- Theatrical release poster
- French: Un p'tit truc en plus
- Directed by: Artus
- Screenplay by: Artus; Clément Marchand;
- Produced by: Pierre Forette; Thierry Wong;
- Starring: Artus; Clovis Cornillac; Alice Belaïdi;
- Cinematography: Jean-Marie Dreujou
- Edited by: Jean-François Elie
- Music by: Thomas Besson
- Production companies: Auvergne-Rhône-Alpes Cinéma; BNP Paribas; Cine Nomine;
- Distributed by: Pan Distribution
- Release date: 2 May 2024;
- Running time: 99 minutes
- Country: France
- Language: French
- Budget: $7.1 million
- Box office: $84 million

= A Little Something Extra =

A Little Something Extra is 2024 French comedy film about a father and son, both criminals, who take refuge in a summer camp for young adults with disabilities, posing as a resident and his educator.

==Plot==
To escape the police, a son and his father find refuge in a summer camp for young adults with disabilities, posing as a boarder and his educator.

==Cast==
- Artus as Paulo / Sylvain
- Clovis Cornillac as Lucien
- Alice Belaïdi as Alice
- Marc Riso as Marc
- Céline Groussard as Céline
- Gad Abecassis as Gad
- Ludovic Boul as Ludovic
- Stanislas Carmont as Alexandre
- Marie Colin as Marie
- Thibaut Conan as Thibaut
- Mayane-Sarah El Baze as Mayanne
- Théophile Leroy as Baptiste
- Arnaud Toupense as Arnaud
- Sofian Ribes as Soso
- Boris Pitoeff as Boris

==Production==
A Little Something Extra is the first feature film directed by Artus. The cast includes Artus, Clovis Cornillac, Alice Belaïdi, and Marc Riso.

==Release==
In December 2023, the company Pan Distribution announced a release date for the A Little Something Extra, then scheduled for December 1, 2024.
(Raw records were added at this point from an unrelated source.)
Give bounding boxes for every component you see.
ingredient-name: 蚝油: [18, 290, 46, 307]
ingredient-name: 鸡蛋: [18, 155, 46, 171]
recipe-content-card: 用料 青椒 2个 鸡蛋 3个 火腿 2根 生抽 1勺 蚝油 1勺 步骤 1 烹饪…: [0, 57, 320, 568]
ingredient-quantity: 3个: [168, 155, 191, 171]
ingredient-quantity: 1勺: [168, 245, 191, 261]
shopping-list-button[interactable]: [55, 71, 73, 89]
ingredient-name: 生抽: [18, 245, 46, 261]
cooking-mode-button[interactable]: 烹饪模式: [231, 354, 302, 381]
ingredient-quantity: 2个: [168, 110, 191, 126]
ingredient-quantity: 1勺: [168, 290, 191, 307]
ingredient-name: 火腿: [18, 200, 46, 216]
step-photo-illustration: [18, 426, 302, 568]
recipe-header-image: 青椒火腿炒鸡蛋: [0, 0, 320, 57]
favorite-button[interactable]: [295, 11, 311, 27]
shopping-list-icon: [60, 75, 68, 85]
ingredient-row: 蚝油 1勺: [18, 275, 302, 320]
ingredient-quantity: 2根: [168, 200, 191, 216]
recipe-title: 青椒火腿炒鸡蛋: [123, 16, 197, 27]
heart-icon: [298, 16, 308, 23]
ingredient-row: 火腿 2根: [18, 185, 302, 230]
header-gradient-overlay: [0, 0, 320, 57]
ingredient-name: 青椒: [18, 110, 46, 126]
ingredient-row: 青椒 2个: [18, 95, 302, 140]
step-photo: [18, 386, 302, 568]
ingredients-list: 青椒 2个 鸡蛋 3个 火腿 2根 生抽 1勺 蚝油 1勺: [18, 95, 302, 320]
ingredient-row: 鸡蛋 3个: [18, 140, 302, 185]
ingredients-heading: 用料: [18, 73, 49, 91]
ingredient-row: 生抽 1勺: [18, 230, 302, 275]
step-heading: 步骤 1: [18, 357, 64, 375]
The film premiered on April 10, 2024, at the Rencontres du cinéma de Gérardmer, in the presence of the director and finally released in theaters earlier than announced: May 1, 2024.

==Reception==
The film achieved the second best start in the history of French cinema, behind Bienvenue chez les Ch'tis in 2008. In 20 days, the film has accumulated more than 3 million admissions in France. The film grossed over $50 million in its six-week run in French theaters and had nearly 7 million admissions. In August, the film exceeded 10 million admissions, becoming the 12th highest-grossing French film of all time. It was the most watched film in French cinemas in 2024, with 10.3 million tickets sold.

==Awards and nominations==
- 2025: Nominated for the César Award for Best First Film at the 2025 César Awards.

==Remake==
In May 2025, Sony Pictures optioned the rights to remake the film in English, Spanish, Portuguese and Arabic. The Spanish-language remake Haciendo amigos was released in 2026.